Obama and health care: Then and now, candidate and president

USA Today
Mar. 25, 2010

In other words he broke all his promises but his rhetoric stayed the same.Things have changed since Barack Obama outlined his health care plan in Iowa back in 2007 -- and not just the fact that Obama is president and just signed a new health care into law.

Three years ago, aides estimated the cost of Obama's health care plan at between $50 billion and $65 billion; the plan Obama signed into law this week is projected at $938 billion over ten years.

In 2007, Obama said, "if you are one of the 45 million Americans who don't have health insurance, you will have it after this plan becomes law;" it is estimated that the new law will not cover some 23 million people.

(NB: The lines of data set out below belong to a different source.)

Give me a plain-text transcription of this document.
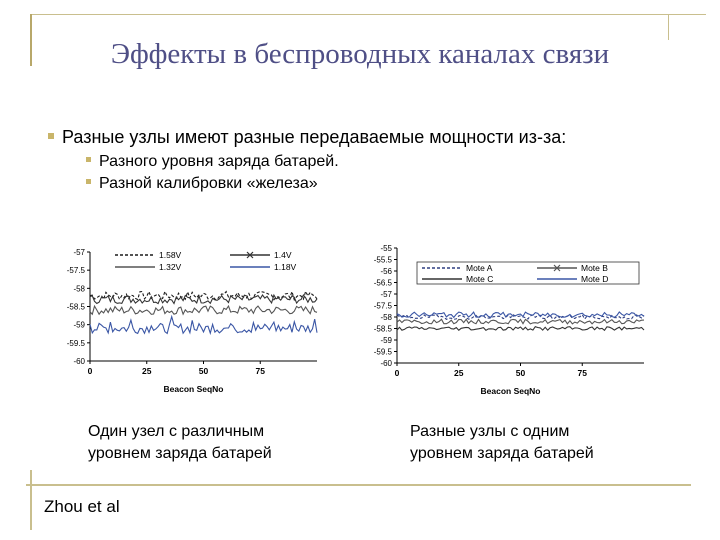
Эффекты в беспроводных каналах связи
Разные узлы имеют разные передаваемые мощности из-за:
Разного уровня заряда батарей.
Разной калибровки «железа»
-57
-57.5
-58
-58.5
-59
-59.5
-60
0	25	50	75
Beacon SeqNo
1.58V	1.4V
1.32V	1.18V
-55
-55.5
-56
-56.5
-57
-57.5
-58
-58.5
-59
-59.5
-60
0	25	50	75
Beacon SeqNo
Mote A	Mote B
Mote C	Mote D
Один узел с различным
уровнем заряда батарей
Разные узлы с одним
уровнем заряда батарей
Zhou et al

During the campaign, Obama opposed a requirement that all Americans buy insurance or face fines; Obama changed his position as president and this bill has a mandate.

But there are many similarities between what Obama said in 2007 and what is now law. Then and now, Obama spoke of how rising insurance rates were bankrupting people and businesses, and of the waste and inefficiencies within the health care system. He pledged to block insurance providers from covering customers with pre-existing conditions.

The Obama of 2007 also cited historic health care efforts. He spoke of how President Lyndon Johnson signed the Medicare bill at the home of ex-president Harry Truman, who had fought unsuccessfully for a health care bill of his own.

Back then, Obama said: "Never forget that we have it within our power to shape history in this country. It is not in our character to sit idly by as victims of fate or circumstance, for we are a people of action and innovation, forever pushing the boundaries of what's possible."

On Tuesday, just before signing the health care bill, President Obama said: "We are a nation that does what is hard. What is necessary. What is right. Here, in this country, we shape our own destiny. That is what we do. That is who we are."